Forderungen an die Politik

Der Verband wendet sich mit einigen Empfehlungen auch an die nationalen und europäischen Gesundheitspolitiker. Als Grundregel fordert er, dass der Einsatz von Arzneimitteln off-label nicht empfohlen werden darf, bevor es ausreichende klinische Evidenz oder zumindest einen breiten Konsens für den Nutzen einer derartigen Verwendung gibt. Damit soll der breite Einsatz außerhalb der Zulassung ohne die notwendigen Daten verhindert werden. Sofern der jeweilige Off-Label-Einsatz verbreitet und Evidenz-basiert ist, sollten der Zulassungsinhaber und die zuständige Arzneimittelbehörde angemessene Maßnahmen treffen, um rechtlichen Unsicherheiten und Sicherheitsbedenken zu begegnen.

Mehr Transparenz bei den Nebenwirkungsmeldungen

Außerdem reklamiert der europäische Ärzteverband mehr Transparenz bei den Nebenwirkungsmeldungen zum Off-Label-Gebrauch.
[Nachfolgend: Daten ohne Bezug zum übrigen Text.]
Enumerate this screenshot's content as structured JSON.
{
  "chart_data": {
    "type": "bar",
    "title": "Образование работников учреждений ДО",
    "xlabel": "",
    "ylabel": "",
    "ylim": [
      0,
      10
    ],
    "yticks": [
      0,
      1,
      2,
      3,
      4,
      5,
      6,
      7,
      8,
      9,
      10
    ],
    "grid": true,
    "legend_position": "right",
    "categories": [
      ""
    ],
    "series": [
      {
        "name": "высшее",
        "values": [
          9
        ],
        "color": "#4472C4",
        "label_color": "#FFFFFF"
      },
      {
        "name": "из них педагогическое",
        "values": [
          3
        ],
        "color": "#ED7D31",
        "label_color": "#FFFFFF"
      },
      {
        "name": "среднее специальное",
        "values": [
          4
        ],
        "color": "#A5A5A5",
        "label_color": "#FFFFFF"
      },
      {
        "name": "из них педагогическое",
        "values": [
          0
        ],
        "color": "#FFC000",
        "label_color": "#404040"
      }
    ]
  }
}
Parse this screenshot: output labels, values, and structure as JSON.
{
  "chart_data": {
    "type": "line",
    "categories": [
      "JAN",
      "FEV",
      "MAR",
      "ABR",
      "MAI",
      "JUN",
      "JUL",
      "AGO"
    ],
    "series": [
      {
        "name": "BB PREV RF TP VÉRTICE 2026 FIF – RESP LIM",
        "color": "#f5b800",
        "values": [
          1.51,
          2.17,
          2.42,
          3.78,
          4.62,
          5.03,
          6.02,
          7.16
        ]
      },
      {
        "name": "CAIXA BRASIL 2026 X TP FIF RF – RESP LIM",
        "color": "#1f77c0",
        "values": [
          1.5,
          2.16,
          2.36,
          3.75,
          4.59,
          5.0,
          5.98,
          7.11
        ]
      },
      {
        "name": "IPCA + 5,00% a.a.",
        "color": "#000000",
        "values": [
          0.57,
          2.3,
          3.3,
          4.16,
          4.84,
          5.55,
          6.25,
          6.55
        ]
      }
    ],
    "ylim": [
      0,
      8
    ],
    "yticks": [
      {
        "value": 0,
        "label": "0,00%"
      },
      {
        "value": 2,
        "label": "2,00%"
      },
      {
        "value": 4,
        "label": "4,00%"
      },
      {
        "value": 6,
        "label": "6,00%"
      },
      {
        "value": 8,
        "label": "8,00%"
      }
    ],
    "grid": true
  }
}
Dessen Erfolge würden in der Literatur gerne berichtet, heißt es in dem Dokument, aber es mangele an publizierten Daten über Nebenwirkungen.

Um diese Situation zu verbessern, sollten die Meldesysteme auf nationaler und europäischer Ebene diesbezüglich vorangetrieben und die Berichte in der Eudravigilance-Datenbank der EU erfasst werden. So könnte man mehr und zuverlässigere Daten zum Nutzen und den Risiken des Off-Label-Gebrauchs in die Hand bekommen, hofft der Verband.